Advanced Linear Algebra
Topics in linear algebra beyond those in a first course. For example: principal component analysis and other decompositions (singular value, Cholesky, etc.); Perron-Frobenius theory; positive semi-definite matrices; linear programming and more general convexity and optimization; basic simplicial topology; Gerschgorin theory; classical matrix groups. Applications to computer science, statistics, image processing, economics, or other fields of mathematics and science. Prerequisites: Math 221 or 218.

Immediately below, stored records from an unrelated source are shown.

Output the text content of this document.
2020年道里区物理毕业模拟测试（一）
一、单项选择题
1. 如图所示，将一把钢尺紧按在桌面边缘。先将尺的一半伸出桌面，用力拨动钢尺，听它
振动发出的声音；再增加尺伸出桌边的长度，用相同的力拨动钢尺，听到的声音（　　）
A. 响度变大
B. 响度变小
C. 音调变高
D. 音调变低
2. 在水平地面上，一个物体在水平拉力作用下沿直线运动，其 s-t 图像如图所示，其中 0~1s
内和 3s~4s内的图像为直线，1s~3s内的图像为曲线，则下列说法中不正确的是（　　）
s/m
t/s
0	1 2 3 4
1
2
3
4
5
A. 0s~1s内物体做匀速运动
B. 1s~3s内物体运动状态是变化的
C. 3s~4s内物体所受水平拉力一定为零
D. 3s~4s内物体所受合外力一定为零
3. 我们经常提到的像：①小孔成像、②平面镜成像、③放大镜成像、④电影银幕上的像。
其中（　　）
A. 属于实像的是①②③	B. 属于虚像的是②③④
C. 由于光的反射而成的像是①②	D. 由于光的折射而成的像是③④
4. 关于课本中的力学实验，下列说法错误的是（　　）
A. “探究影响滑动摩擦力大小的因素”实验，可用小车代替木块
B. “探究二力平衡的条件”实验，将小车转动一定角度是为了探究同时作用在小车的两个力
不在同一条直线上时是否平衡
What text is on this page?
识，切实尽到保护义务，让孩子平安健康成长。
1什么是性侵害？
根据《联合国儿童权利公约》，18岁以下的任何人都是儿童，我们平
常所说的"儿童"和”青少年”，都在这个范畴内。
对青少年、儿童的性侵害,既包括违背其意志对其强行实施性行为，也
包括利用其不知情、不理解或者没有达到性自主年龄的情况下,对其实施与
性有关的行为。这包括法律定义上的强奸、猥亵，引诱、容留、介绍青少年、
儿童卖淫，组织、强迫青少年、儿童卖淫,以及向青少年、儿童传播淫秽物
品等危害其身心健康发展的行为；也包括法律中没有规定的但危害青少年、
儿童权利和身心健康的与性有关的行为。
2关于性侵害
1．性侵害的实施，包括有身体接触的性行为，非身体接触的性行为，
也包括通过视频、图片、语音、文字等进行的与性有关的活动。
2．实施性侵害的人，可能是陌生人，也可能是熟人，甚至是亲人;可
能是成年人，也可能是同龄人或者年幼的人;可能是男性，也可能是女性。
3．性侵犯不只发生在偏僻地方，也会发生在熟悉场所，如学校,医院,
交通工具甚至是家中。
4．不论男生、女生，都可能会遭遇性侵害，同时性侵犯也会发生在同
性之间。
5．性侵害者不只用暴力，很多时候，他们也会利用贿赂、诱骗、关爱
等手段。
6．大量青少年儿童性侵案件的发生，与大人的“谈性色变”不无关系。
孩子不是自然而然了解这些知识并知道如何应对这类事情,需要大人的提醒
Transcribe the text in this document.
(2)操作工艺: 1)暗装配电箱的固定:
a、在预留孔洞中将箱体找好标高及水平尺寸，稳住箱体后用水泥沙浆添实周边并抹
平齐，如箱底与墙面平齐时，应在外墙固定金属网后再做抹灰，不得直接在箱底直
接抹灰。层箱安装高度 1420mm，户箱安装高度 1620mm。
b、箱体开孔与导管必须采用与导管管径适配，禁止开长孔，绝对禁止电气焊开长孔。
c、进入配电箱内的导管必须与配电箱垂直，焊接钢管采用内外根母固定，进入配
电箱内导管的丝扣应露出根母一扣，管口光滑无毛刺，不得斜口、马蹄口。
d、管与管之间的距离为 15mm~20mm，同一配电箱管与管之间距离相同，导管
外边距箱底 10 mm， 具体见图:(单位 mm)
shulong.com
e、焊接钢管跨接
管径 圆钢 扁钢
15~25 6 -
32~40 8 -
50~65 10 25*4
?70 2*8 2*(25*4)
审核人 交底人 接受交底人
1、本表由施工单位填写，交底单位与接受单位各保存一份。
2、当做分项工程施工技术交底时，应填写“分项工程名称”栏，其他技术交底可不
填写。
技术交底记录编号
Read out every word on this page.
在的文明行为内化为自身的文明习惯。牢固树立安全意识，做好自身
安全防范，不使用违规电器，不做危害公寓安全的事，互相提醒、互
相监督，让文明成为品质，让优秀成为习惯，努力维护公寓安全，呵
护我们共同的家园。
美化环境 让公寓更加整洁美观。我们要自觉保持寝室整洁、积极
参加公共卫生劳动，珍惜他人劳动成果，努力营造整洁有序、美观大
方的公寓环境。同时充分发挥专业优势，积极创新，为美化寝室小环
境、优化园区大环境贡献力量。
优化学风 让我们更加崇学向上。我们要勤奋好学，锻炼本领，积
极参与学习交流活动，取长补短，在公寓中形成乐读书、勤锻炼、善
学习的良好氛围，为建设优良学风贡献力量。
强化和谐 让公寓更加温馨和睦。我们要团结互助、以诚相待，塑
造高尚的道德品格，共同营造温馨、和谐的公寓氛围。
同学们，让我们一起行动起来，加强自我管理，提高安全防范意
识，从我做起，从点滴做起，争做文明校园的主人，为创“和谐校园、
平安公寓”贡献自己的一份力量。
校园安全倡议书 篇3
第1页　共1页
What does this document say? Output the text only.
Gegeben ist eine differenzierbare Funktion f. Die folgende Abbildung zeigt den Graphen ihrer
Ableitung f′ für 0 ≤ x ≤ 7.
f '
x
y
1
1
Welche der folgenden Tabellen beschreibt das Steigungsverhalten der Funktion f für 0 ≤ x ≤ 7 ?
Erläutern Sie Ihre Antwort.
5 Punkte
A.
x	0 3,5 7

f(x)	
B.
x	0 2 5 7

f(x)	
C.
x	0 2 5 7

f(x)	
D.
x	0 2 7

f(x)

The main themes of the course are
Abstraction refers to the setting of general vector spaces, with finite dimension or not, with given basis or not, over an arbitrary field. Approximation asks for best answers to linear systems when exact solutions either don't exist or are not worth computing to arbitrary precision. This is related to variation of subspaces or of entries of matrices: what kind of geometric space is the set of all $k$-dimensional subspaces? And what happens to the eigenvalues of a matrix when the entries of the matrix are wiggled? Positivity refers to the entries of a matrix or to the eigenvalues of a symmetric matrix; both have interesting, useful consequences. Convexity stems from the observation that a real hyperplane H splits a real vector space into two regions, one on either side of H. Intersections of regions like this yield familiar objects like cubes, pyramids, balls, and eggs, the geometry of which is fundamental to many applications of linear algebra. Throughout the course, motivation comes from many sources: statistics, computer science, economics, and biology, as well as other parts of mathematics. We will explore these applications, particularly in projects (paper plus oral presentation) on topics of the students' choosing.
Students will continue to develop their skills in mathematical exposition, both written and oral, including proofs.
Every student will complete a project, to include a paper and an oral presentation, on a topic of their choice. Some topics will be suggested, but students can formulate their own, with approval of the instructor.